Simplified Due Diligence (SDD) vs Customer Due Diligence (CDD)

Simplified due diligence (SDD) is a process that enables businesses to save time and resources while carrying out necessary checks on possible trading partners and transactions and, when necessary, complying with their anti-money laundering obligations. But it is not always the most appropriate approach.

SDD should only be used in situations where there is a low risk of crimes such as bribery, fraud or money laundering. In situations where there is a higher risk, it may be more appropriate to use customer due diligence (CDD). For the situations that are the highest risk, enhanced due diligence (EDD) would be more appropriate.

CDD is viewed as being the standard level of due diligence that financial institutions are required to complete when assessing a customer or transaction that appears to have an average level of risk:

It involves:

  • Verifying the identity of all customers.
  • Identifying and verifying all the ultimate beneficial owners of any transaction.
  • Developing customer risk profiles for all customers.
  • The ongoing monitoring of customer activity and transactions – with any suspicious activity being reported.

CDD differs from SDD in that:

  • It involves verification of all customers and not just some of them.
  • The checks that are carried out are more in-depth and wide-ranging.
  • It is a continuous process.
  • It is a more time-consuming process.

Simplified Due Diligence (SDD) vs Enhanced Due Diligence (EDD)

While CDD is a more thorough process than SDD, enhanced due diligence (EDD) is an even more rigorous diligence process.

Enhanced due diligence has to be carried out when a customer or transaction is deemed to have a higher than average risk level. Where the customer is, or the transaction involves, a politically exposed person (PEP), EDD is required.

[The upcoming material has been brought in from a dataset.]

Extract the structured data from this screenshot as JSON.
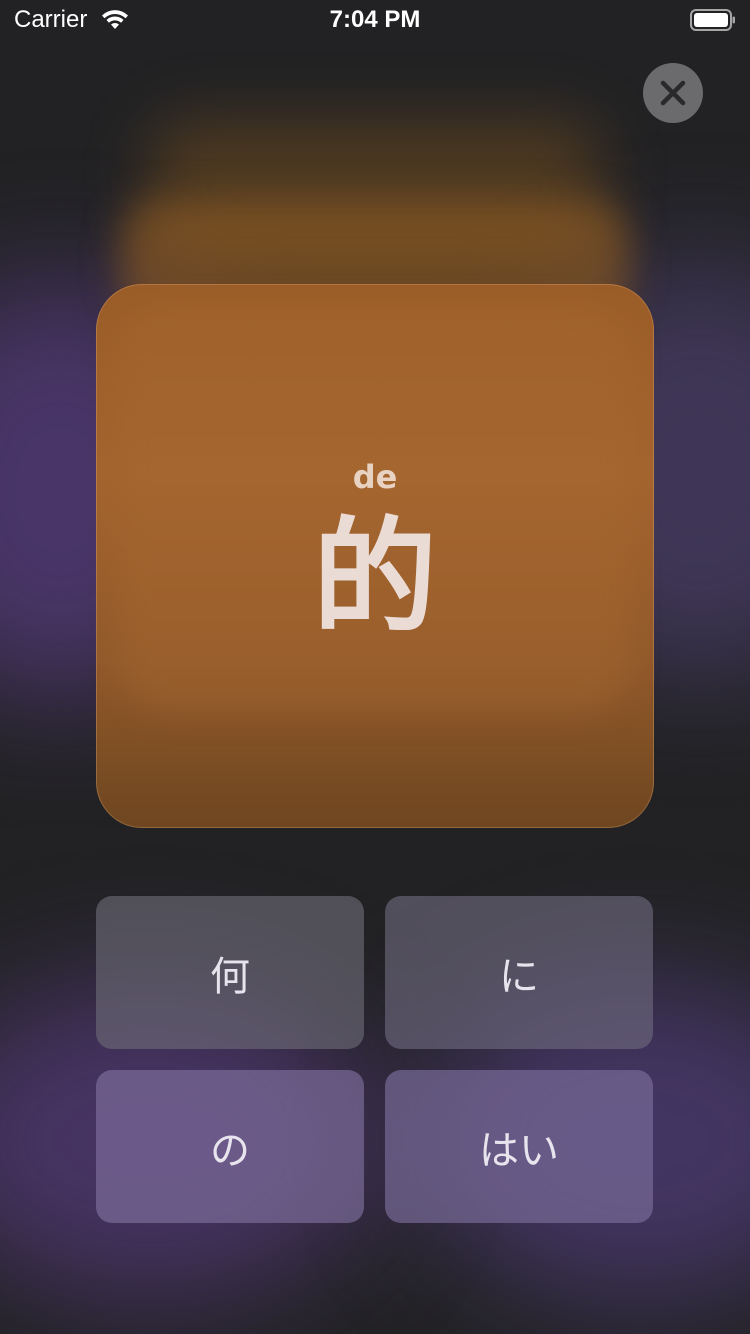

How EDD is carried out will vary, depending on the business sector and / or countries, organisations and individuals involved. EDD will involve the collection of more information as part of the verification process than either SDD or CDD, as the potential risk is considered higher.

Conclusion

It is critically important that a business identifies risks. Some companies maintain a risk register which identifies business risk. It is essential that a business conducts appropriate due diligence using skilled compliance professionals or outside counsel.

Carrying out due diligence that is not adequate for the risks involved could be as damaging as carrying out none, both in terms of the possible financial losses and any legal problems that may follow. The UK regimes essentially ask persons in controlled or management positions to implement and review adequate policies and procedures. Failure to do so could result in a barring from the regulated sector, fines or criminal proceedings.

Skilled professionals should thoughtfully map legal and reputational risks to the business and calibrate the extent of each risk. If firms are unsure about how to do this, they must seek advice from those with the relevant expertise and experience.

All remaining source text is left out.